- Poster
- Directed by: K. Vasu
- Written by: Satyanand (dialogues)
- Screenplay by: K. Vasu
- Story by: Velcheru Narayana Rao
- Produced by: Srilatha Vemuri Ramesh Babu Vemuri
- Starring: Suman; Bhanupriya;
- Cinematography: M. V. Raghu
- Edited by: Nayani Maheshwara Rao
- Music by: K. Chakravarthy
- Production company: Chicago Films
- Release date: 7 June 1985;
- Country: India
- Language: Telugu

= America Alludu =

America Alludu is a 1985 Indian Telugu-language romantic drama film directed by K. Vasu and starring Suman and Bhanupriya.

==Plot==
Raju, a doctor in Chicago, marries his maradalu Radha from the village. However, Radha is unable to adjust to the western lifestyle and frequently makes Raju uncomfortable. Due to a mistake made by Radha, a patient dies in Raju's hospital. With this, Raju leaves Radha and goes back to India. Radha single handedly takes care of their child. How Radha wins back Raju's heart forms the rest of the story.

== Cast ==
Source

The rest of the cast consists of Chicago-based artistes: Mutyala Padmasri, Prasanna, Sujatha, Chowdary, John Jones, and Ron.

== Production ==
===Development and casting===
The film was produced by Chicago-based Dr. Ramesh Babu Vemuri. He paid an advance to Jandhyala, who eventually could not do the film since he did not have a visa. Vemuri asked K. Vasu to direct the film since he was already in the United States on vacation with a different story and cast. Vasu's acting role was initially supposed to be played by Rallapalli, but he did not have a passport.

===Filming===
N. T. Rama Rao, who was in the United States for bypass surgery, was present at the film's muhurat shot.
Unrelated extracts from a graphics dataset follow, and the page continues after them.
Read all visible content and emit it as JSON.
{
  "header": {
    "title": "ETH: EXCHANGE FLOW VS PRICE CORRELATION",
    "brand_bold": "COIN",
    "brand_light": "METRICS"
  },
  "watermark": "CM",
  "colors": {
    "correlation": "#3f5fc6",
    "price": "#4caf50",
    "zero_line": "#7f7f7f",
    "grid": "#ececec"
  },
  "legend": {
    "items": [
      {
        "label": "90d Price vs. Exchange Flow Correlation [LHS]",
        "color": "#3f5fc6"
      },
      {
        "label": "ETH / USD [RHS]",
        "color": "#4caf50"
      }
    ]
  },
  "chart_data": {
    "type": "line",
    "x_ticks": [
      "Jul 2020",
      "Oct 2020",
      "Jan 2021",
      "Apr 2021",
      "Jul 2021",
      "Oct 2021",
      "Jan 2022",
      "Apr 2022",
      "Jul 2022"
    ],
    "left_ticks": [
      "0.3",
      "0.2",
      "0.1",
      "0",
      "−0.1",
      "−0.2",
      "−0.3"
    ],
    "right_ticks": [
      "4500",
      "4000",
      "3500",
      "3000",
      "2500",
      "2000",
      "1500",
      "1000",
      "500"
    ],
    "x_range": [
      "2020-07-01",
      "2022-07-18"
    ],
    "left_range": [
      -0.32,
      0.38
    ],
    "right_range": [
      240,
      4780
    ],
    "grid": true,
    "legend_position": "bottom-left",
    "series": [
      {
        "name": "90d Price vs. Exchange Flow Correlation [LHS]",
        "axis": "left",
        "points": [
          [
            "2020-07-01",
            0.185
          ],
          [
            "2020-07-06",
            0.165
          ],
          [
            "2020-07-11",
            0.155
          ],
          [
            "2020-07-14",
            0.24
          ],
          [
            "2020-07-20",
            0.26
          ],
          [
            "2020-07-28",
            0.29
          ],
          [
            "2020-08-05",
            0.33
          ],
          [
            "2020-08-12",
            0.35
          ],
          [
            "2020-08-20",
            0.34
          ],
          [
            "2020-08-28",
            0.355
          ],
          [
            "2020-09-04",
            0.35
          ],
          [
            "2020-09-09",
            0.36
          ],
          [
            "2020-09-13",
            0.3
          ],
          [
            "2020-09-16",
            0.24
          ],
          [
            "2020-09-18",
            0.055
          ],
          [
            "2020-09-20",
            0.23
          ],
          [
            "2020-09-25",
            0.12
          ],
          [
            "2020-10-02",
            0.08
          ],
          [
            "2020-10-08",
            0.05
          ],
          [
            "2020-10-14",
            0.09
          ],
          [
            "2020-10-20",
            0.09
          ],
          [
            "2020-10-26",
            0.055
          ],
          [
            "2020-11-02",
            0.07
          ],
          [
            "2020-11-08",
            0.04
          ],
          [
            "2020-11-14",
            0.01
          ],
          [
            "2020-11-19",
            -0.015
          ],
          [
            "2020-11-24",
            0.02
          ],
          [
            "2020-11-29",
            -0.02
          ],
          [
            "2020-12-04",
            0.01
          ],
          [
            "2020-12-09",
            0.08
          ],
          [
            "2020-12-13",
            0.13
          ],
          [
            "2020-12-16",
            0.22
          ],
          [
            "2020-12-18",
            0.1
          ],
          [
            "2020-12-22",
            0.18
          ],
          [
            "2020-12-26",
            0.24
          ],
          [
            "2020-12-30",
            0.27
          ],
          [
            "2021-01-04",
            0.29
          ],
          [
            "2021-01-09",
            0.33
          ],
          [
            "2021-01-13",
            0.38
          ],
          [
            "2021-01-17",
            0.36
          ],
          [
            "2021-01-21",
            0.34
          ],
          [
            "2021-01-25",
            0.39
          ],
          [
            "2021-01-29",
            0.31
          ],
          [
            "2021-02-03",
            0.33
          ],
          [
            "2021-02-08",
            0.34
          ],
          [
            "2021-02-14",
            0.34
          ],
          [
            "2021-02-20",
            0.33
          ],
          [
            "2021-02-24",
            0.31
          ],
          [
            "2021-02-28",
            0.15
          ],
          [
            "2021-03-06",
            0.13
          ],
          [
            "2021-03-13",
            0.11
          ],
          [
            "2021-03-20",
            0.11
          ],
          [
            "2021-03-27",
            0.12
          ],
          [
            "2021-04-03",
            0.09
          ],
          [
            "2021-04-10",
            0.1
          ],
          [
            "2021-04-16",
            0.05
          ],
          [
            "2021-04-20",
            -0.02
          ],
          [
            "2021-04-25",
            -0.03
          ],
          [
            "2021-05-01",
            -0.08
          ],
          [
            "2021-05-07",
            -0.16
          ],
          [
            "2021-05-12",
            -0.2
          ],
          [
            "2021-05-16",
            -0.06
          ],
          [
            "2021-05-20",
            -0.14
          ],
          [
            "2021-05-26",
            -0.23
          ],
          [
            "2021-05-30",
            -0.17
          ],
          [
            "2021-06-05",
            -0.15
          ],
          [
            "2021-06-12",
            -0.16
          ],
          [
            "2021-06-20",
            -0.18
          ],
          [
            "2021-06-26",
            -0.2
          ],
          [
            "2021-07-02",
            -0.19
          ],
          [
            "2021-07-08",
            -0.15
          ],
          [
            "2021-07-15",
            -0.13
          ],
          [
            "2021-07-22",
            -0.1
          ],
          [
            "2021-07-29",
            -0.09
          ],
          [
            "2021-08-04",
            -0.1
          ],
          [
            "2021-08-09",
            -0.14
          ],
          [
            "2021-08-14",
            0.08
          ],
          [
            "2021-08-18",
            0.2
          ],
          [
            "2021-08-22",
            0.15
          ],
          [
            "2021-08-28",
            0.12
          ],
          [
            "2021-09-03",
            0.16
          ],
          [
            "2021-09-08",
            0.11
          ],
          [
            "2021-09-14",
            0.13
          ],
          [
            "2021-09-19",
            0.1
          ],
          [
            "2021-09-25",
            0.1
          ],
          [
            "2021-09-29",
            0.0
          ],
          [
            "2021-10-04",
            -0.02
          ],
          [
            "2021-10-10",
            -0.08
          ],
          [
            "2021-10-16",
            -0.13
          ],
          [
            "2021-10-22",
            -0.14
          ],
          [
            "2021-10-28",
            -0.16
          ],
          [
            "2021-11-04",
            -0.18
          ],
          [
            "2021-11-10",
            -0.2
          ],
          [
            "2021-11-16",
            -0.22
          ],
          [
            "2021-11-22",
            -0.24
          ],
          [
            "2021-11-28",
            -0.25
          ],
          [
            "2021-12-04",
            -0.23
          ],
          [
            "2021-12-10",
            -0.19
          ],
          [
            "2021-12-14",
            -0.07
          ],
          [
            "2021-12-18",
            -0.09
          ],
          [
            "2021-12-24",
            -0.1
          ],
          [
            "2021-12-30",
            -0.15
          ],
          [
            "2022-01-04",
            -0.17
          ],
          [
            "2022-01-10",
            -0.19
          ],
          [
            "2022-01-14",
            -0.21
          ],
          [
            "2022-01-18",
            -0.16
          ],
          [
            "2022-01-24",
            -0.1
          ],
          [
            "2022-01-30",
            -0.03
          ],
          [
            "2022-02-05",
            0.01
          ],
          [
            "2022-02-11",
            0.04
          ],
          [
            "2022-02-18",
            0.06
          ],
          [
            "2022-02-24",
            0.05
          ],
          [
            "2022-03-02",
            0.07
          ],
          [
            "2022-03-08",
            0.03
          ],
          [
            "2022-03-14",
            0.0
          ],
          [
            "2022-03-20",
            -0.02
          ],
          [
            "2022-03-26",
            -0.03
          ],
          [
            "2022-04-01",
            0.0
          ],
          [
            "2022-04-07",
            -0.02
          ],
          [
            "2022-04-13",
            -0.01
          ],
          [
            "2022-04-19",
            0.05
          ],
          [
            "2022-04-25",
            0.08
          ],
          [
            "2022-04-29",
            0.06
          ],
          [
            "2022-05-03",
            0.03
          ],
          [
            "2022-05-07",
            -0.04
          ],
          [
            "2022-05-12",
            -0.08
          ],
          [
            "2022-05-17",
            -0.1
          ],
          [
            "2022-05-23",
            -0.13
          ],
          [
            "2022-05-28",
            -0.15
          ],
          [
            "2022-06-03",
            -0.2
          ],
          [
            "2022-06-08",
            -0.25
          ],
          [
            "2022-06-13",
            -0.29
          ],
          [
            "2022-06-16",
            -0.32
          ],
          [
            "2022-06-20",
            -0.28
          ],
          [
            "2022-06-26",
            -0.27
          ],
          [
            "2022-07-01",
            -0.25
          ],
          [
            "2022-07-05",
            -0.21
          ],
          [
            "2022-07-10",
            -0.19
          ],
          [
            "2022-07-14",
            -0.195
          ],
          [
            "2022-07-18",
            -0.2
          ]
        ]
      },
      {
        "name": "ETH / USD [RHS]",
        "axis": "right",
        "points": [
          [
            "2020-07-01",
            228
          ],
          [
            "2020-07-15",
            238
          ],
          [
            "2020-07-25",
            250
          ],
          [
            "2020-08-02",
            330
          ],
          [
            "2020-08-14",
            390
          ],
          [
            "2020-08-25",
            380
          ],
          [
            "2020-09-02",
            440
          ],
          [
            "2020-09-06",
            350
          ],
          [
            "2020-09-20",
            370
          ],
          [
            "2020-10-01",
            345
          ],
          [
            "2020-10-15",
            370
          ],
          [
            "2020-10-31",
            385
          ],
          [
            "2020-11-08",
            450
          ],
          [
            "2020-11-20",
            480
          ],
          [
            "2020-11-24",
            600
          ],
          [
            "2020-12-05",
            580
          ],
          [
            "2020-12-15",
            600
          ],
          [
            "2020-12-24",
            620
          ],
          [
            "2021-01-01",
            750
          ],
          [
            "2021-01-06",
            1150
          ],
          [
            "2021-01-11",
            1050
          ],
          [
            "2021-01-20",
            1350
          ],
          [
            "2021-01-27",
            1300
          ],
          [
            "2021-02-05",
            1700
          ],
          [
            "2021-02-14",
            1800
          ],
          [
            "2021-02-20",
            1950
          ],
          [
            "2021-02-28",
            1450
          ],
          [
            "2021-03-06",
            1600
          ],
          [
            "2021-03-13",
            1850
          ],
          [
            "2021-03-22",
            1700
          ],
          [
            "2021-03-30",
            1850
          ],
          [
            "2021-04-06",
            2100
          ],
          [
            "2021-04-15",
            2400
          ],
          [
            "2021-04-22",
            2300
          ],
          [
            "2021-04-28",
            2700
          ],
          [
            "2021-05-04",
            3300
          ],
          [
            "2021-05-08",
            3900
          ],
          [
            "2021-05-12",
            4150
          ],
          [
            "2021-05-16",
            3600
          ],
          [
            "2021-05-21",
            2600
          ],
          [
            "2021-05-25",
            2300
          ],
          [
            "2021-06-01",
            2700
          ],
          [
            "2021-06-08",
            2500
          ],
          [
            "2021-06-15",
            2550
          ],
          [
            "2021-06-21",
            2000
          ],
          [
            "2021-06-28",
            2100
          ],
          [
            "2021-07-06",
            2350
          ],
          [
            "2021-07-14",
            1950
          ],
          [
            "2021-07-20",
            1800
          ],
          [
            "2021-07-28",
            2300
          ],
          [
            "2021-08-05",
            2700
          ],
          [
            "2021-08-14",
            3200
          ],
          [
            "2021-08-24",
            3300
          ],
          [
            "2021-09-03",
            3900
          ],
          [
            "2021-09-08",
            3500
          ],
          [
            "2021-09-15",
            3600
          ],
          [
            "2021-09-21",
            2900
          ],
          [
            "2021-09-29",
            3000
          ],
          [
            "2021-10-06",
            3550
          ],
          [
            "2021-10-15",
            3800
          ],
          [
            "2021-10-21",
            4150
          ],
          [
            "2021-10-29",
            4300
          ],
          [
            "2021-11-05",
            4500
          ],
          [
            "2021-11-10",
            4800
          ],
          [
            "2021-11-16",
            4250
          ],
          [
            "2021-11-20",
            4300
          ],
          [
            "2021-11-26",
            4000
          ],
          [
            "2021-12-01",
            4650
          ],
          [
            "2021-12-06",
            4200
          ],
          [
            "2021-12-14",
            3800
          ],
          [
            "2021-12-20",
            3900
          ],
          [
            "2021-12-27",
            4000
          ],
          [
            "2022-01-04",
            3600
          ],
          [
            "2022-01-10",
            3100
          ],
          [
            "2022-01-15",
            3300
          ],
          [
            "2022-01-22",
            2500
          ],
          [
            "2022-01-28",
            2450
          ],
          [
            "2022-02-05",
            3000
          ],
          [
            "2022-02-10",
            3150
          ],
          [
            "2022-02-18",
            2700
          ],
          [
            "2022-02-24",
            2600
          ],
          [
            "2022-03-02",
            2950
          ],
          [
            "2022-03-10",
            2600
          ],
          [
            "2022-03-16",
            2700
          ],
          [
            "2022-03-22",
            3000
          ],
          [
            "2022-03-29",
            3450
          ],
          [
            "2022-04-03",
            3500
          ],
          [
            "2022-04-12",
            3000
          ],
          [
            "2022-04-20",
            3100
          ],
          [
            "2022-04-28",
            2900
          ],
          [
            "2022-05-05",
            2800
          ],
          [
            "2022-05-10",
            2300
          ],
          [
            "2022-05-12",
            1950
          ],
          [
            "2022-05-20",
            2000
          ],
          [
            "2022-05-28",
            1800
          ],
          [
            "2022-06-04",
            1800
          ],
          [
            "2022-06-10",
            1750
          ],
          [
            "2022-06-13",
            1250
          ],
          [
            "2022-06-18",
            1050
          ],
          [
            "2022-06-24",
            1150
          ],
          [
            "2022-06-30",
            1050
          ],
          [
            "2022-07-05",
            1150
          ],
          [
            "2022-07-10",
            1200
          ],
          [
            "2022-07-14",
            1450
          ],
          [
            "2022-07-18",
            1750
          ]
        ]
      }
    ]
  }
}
The film was shot for fifteen days in the United States mostly in Ramesh and his friends' houses and O'Hare International Airport in the Chicago metropolitan area apart from Buffalo, Grand Canyon, Las Vegas (Hoover Dam), Los Angeles (Disneyland and Hollywood), Niagara Falls and Washington D. C. The climax shot in Elgin featured a car chase of three cars. Twenty backup cars were arranged for each car in case of an accident. While shooting at the Lincoln Memorial, the film crew was asked to show their film permit, and since they did not have it, stills were taken and used in the film. The village scenes were canned in ten days in Kovur, India. The song "Naa Vaalujada Krishnaveni" was supposed to be shot in United States as per the story, but since Suman and Bhanupriya were busy and the shooting for this film exceeded the fifteen day period, the song was shot at AVM Studios in India.

== Soundtrack ==
The music was composed by K. Chakravarthy. All songs were written by Veturi except for "Tene Vennela Neeli Minnulaa" was written by NRI Velcheru Narayana Rao. The song "Nee Vente Nenuntaa" is based on Laura Branigan's version of "Self Control", and was the first Telugu song to be made in the United States and feature graphics.

Track listing
| No. | Title | Singer(s) | Length |
|---|---|---|---|
| 1. | "Gomaata Maa Amma Godaari Gangamma" | P. Susheela |  |
| 2. | "Tene Vennela Neeli Minnulaa" | S. P. Balasubrahmanyam, S. Janaki |  |
| 3. | "Aalantu Annaaka Mogudantu Unnaaka" | P. Susheela |  |
| 4. | "Nee Vente Nenuntaa" | S. P. Balasubrahmanyam, S. P. Sailaja |  |
| 5. | "Naa Vaalujada Krishnaveni" | P. Susheela |  |
| 6. | "Pranayama Pralayama" | S. P. Sailaja |  |

== Release ==
The film was expected to release at the end of March 1985, but was delayed to 7 June 1985. The film was a box office success and ran for a hundred days in ten theatres.